Network Inpainting via Optimal Transport (NIOT)

The NIOT project goal is to develop new mathematical and numerical tools for the reconstruction of networks from corrupted images. Its ultimate goal is to apply these tools in the reconstruction of blood vessel networks from MRI scans.

Picture of brain with blood vessels
The main NIOT goal: reconstructing corrupted blood vessel images using branched optimal transport
Photo:
Hodneland et al. 2020 Plos Computational Biology: https://doi.org/10.1371/journal.pcbi.1007073

Main content

Duration:2023-2025
Funding:EU, Marie Skłodowska-Curie Actions


The precise digital reconstruction of natural networks such as blood vessels or plant roots is crucial to ensure the quality of simulation-driven predictions. However, these structures can often be accessed only via noninvasive imaging techniques, leading to artifacts that compromise the reliability of the data and the derived simulations.

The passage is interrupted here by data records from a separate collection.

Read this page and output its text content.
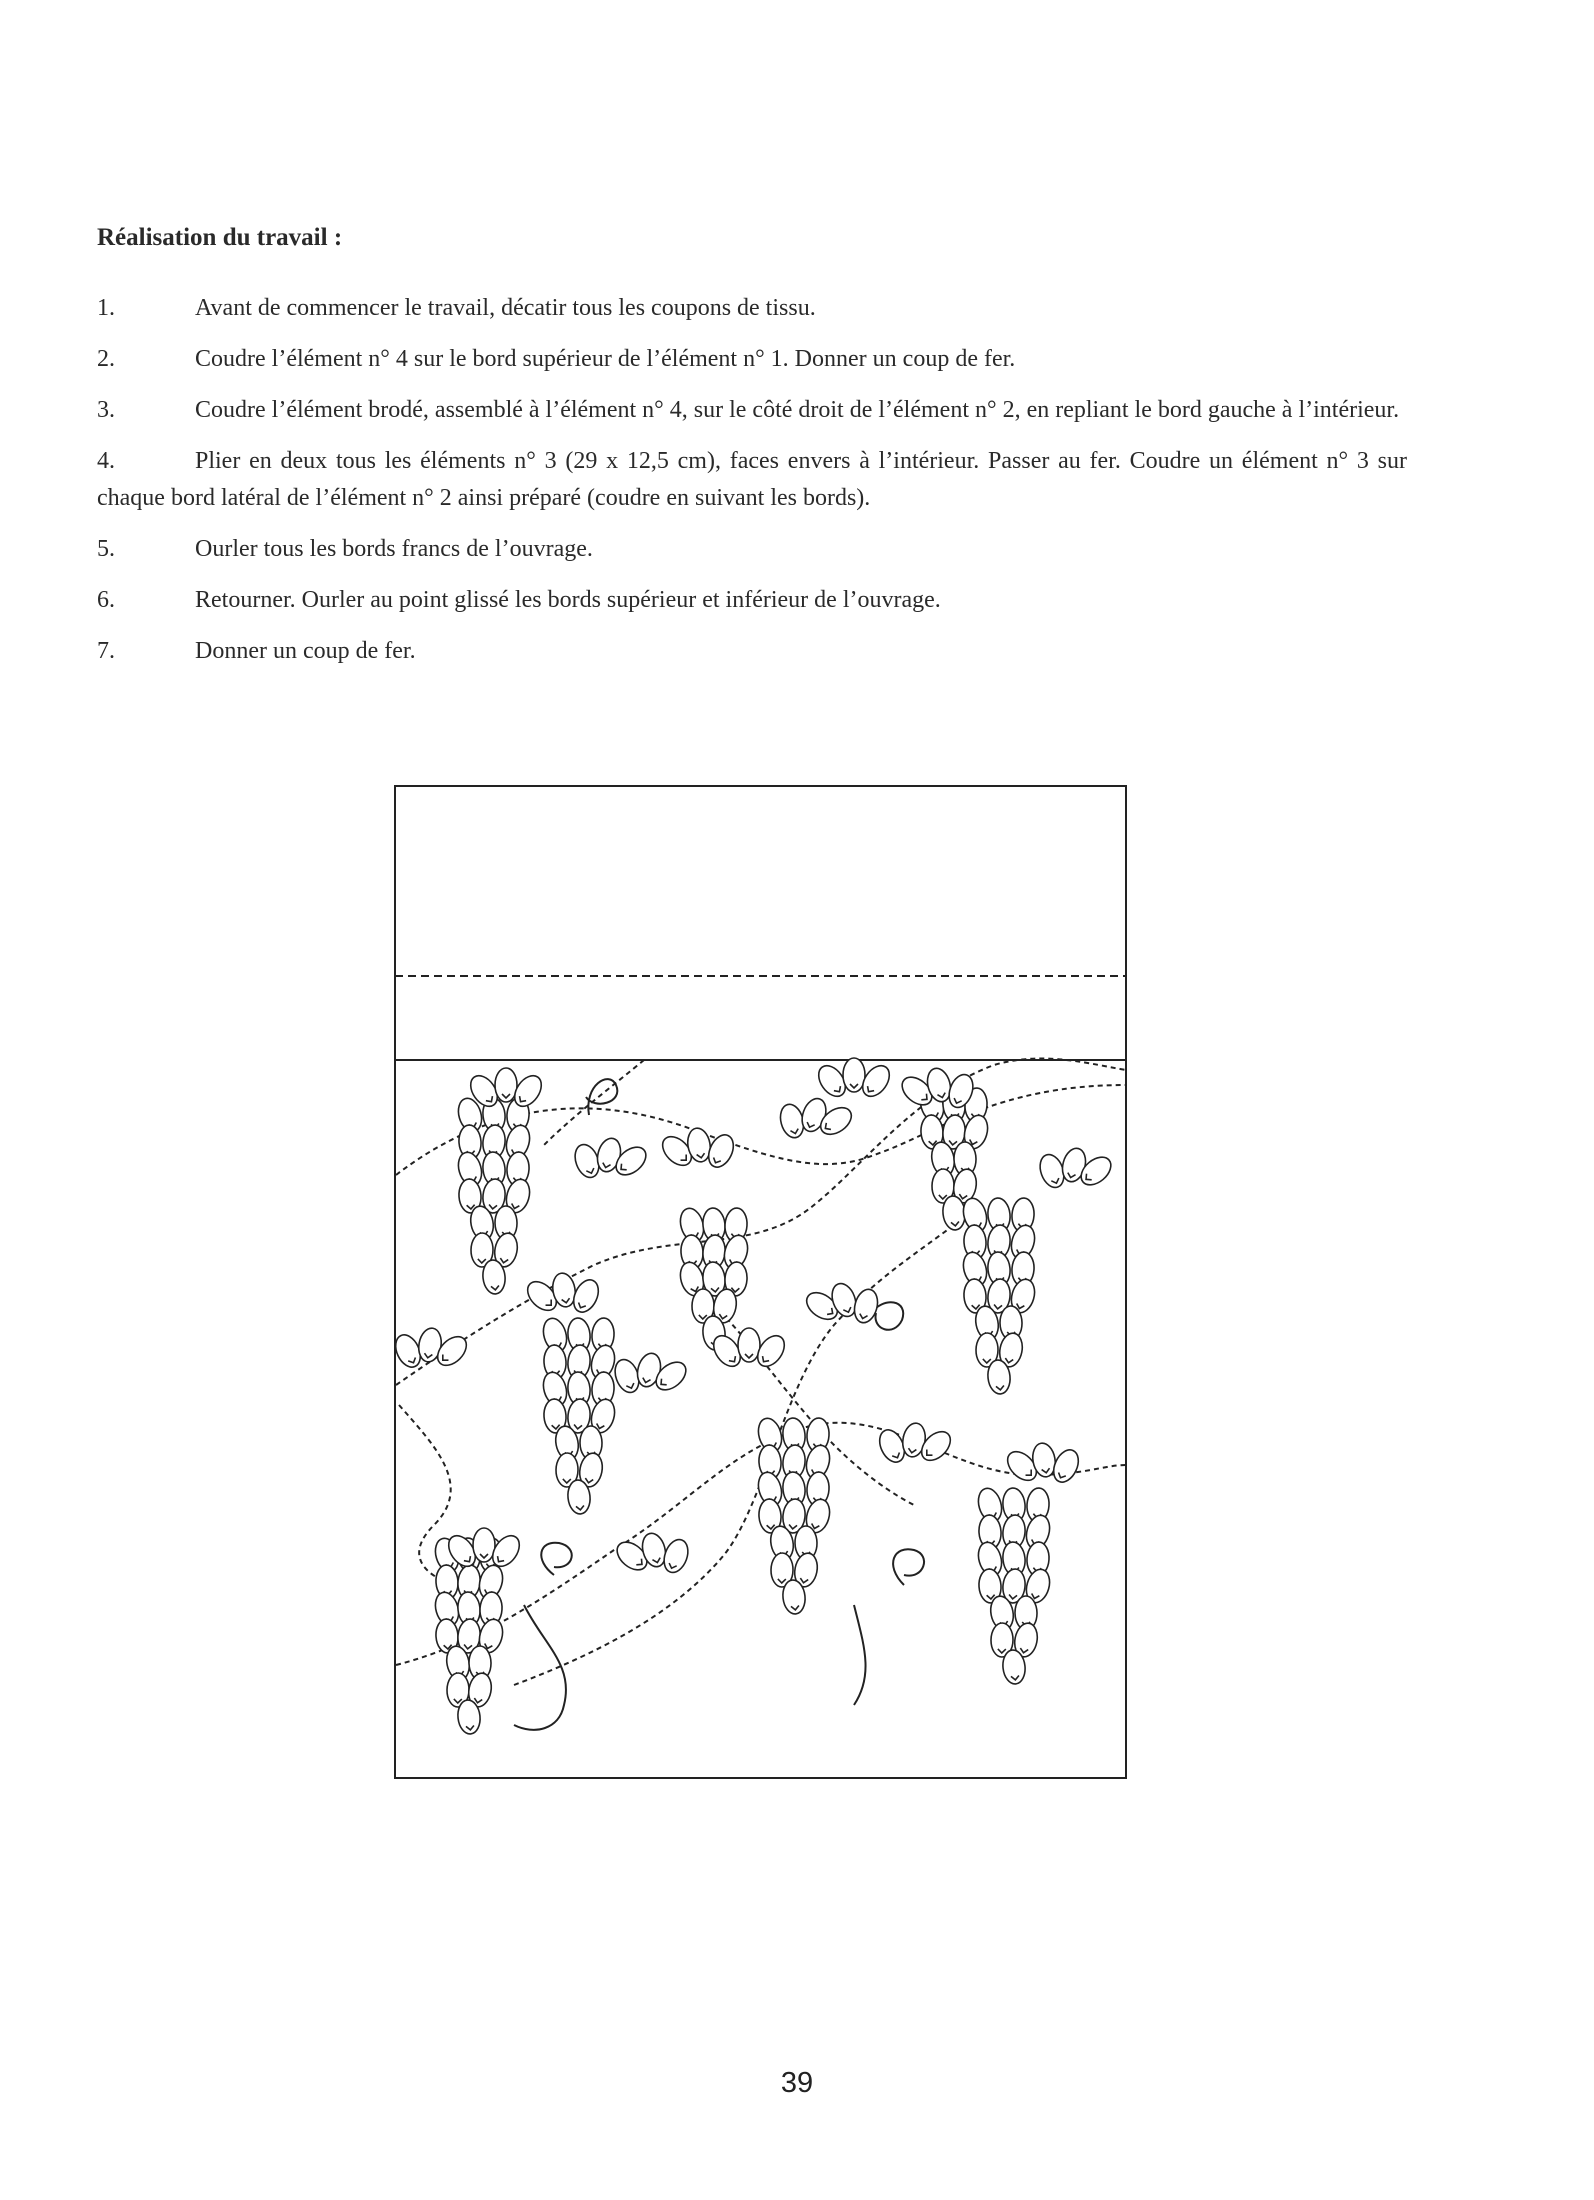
Réalisation du travail :
1.	Avant de commencer le travail, décatir tous les coupons de tissu.
2.	Coudre l’élément n° 4 sur le bord supérieur de l’élément n° 1. Donner un coup de fer.
3.	Coudre l’élément brodé, assemblé à l’élément n° 4, sur le côté droit de l’élément n° 2, en repliant le bord gauche à l’intérieur.
4.	Plier en deux tous les éléments n° 3 (29 x 12,5 cm), faces envers à l’intérieur. Passer au fer. Coudre un élément n° 3 sur chaque bord latéral de l’élément n° 2 ainsi préparé (coudre en suivant les bords).
5.	Ourler tous les bords francs de l’ouvrage.
6.	Retourner. Ourler au point glissé les bords supérieur et inférieur de l’ouvrage.
7.	Donner un coup de fer.
39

The NIOT project aims to address the problem of reconstructing networks from corrupted images with two goals in mind:

  • defining a robust mathematical formulation of the problem.
  • proving efficient technological solutions

The core idea of the project is to incorporate the most recent advances of Branched Transport theory within a variational image processing method. The reconstructed network is obtained as the density minimizing the sum of the discrepancy with the observed data and a branch-inducing functional.

Our plan is to test our ideas and software in incrementally difficult problems. Our ultimate goal is to reconstruct the corrupted vascular networks in MRI scans of human patients.